I don't know where today is rushing off to, my brain isn't even awake yet and I feel as if I've been left by the side of the freeway during rush hour and have to run to catch up but no one noticed yet and so I'm just going to sit on the guardrail and bundle my coat around me a bit tighter and wait for someone with a friendly face to remember to come back for me.
The kids are home this afternoon. Ruth had a stomach ache. Henry was coughing. I sent them this morning and turned around and went back to get them almost immediately. We simply weren't ready for this to be Monday, I guess. Of course, they're fine now. Shrieking with laughter and playing a game, sweaters buttoned to the chin because it's so cold out you don't even want to know how cold it is. It's nice and warm inside, unless you go downstairs or stand right beside the front or back doors. Or the side doors. Or any of the windows. Or...I think you get the picture.

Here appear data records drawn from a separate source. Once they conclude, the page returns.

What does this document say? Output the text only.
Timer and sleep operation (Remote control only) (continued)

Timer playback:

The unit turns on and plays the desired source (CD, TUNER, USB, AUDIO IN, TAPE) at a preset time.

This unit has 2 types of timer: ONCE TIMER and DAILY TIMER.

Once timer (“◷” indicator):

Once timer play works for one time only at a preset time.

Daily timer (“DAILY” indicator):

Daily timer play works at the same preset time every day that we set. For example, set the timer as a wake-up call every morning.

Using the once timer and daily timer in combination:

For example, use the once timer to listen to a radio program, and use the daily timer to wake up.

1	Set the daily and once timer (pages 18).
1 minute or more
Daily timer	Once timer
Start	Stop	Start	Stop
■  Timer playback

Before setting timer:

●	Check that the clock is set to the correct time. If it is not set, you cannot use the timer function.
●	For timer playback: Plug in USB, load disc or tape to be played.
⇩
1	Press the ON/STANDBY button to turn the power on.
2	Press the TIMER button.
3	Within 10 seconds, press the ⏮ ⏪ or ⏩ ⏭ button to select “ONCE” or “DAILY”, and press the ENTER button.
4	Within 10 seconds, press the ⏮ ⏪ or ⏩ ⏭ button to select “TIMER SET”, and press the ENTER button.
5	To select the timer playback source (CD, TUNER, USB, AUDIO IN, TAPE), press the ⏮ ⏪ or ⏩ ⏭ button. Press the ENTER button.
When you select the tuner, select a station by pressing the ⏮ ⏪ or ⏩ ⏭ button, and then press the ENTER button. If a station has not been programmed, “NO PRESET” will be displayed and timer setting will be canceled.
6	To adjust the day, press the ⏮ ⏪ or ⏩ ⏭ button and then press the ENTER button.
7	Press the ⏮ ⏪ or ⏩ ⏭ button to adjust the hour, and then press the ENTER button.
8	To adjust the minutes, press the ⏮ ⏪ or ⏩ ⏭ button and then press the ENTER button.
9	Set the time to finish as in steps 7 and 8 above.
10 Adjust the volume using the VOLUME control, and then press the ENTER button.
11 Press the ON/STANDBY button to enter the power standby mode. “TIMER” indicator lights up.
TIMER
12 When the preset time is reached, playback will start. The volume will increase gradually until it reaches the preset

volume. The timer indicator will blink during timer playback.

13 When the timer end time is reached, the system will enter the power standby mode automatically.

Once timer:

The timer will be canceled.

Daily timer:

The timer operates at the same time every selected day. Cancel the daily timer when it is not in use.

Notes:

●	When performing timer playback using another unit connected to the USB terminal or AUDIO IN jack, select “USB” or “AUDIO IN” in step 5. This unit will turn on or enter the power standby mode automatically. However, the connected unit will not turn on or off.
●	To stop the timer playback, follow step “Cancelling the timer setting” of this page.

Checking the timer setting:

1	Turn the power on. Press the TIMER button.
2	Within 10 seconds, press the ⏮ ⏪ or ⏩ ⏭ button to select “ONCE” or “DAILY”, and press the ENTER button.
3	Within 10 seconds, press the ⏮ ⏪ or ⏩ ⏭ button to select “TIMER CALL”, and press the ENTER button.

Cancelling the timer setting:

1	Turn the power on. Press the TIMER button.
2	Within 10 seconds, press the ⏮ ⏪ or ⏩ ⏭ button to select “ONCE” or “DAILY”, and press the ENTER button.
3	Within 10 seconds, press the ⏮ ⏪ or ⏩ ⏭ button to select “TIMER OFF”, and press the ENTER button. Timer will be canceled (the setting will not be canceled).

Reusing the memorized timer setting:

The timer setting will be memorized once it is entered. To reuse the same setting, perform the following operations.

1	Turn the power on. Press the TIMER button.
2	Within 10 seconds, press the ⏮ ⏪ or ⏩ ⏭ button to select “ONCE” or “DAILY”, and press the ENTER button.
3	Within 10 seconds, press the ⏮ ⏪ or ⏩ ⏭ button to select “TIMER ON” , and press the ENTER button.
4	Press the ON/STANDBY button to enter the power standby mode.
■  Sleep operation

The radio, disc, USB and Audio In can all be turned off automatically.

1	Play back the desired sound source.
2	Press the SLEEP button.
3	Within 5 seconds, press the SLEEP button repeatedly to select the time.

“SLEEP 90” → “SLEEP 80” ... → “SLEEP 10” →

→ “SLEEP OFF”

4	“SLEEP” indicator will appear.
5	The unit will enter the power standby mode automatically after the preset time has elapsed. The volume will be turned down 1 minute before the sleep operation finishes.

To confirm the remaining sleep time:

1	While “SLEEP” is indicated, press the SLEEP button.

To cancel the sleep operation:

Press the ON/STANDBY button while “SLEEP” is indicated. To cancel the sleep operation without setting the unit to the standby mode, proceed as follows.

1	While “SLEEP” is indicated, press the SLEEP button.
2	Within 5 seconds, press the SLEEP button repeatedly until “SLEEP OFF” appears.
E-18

But you know what is warm today? The AA medallion I'm wearing, Ben's one-month chip that he put on a chain and gave to me to hold for him. I haven't taken it off, it's inside my camisole, warmed against my skin. He wants me to have it but he didn't say why or if it will become a tradition, just that I needed to take this one and keep it close.
It was given to him last night and I was there to see him get it. Suddenly admitted to the inner sanctum of Ben's unfinished mental edits, I finally am able to see the stories that he wanted to protect me from before. Which I've read and I don't find as horrific as he seems to think I should.
I am so proud of him. Even if he jumped right back on his road to getting better and forgot that I was sitting here waiting for a ride. See, the problem is my stories. They're the ones that take up all the space, and that's why everyone keeps passing me by.